Russian Formalism was a school of literary criticism in Russia from the 1910s to the 1930s. Viktor Shklovsky is one of the prominent figures associated with Russian Formalism. It includes the work of several highly influential Russian and Soviet scholars, such as:
Viktor Shklovsky,
Yuri Tynianov,
Vladimir Propp,
Boris Eichenbaum,
Roman Jakobson,
Boris Tomashevsky,
Grigory Gukovsky
They revolutionized literary criticism between 1914 and the 1930s.' They establish the specificity and autonomy of poetic Language and literature. Russian Formalism significantly influenced thinkers like Mikhail Bakhtin and Juri Lotman and structuralism.

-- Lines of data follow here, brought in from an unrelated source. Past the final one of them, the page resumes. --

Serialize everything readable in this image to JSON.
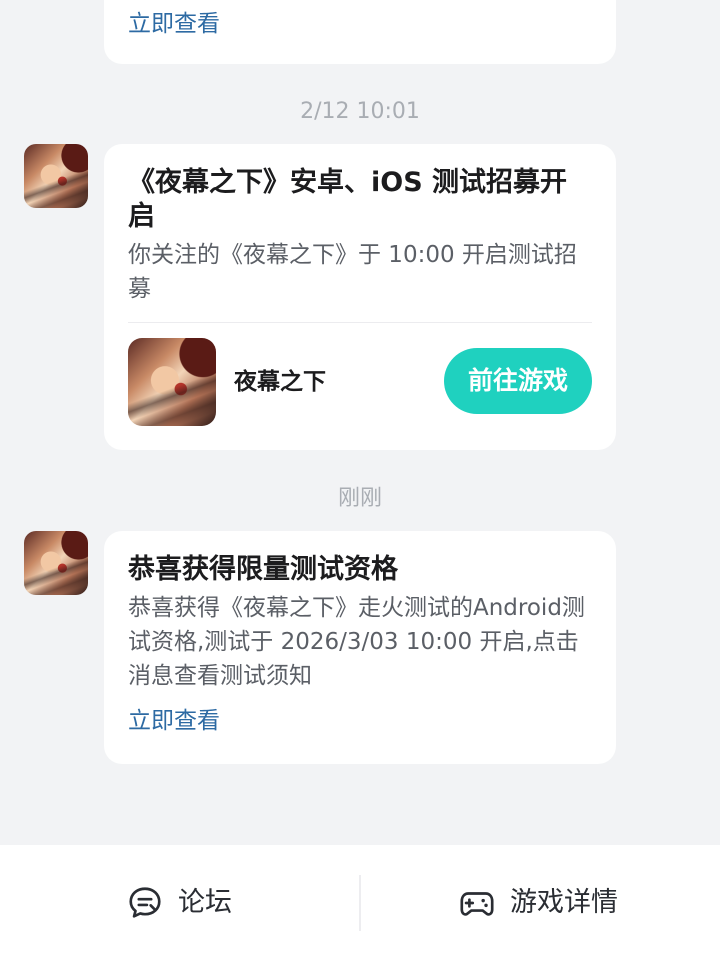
{
  "messages": [
    {
      "link_label": "立即查看"
    },
    {
      "time": "2/12  10:01",
      "title": "《夜幕之下》安卓、iOS 测试招募开启",
      "body": "你关注的《夜幕之下》于 10:00 开启测试招募",
      "game": {
        "name": "夜幕之下",
        "button_label": "前往游戏"
      }
    },
    {
      "time": "刚刚",
      "title": "恭喜获得限量测试资格",
      "body": "恭喜获得《夜幕之下》走火测试的Android测试资格,测试于 2026/3/03 10:00 开启,点击消息查看测试须知",
      "link_label": "立即查看"
    }
  ],
  "bottom_bar": {
    "forum": {
      "label": "论坛",
      "icon": "forum-chat-icon"
    },
    "game_detail": {
      "label": "游戏详情",
      "icon": "gamepad-icon"
    }
  },
  "colors": {
    "accent": "#1fd1bf",
    "link": "#2d6aa3",
    "background": "#f2f3f5"
  }
}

A distinctive feature of Russian Formalism is its emphasis on the functional role of literary devices and its original conception of literary history. Russian Formalists advocated a "scientific" method of:
Studying poetic Language,
Excluding traditional psychological
Cultural-historical approaches.
New Criticism was a formalist movement in literary Theory. It dominated American literary criticism in the first half of the 20th century. The concept of "Defamiliarization" was proposed by Viktor Shklovsky in his Art as Technique. It refers to the literary device whereby Language is used so that ordinary and familiar objects are made to look different.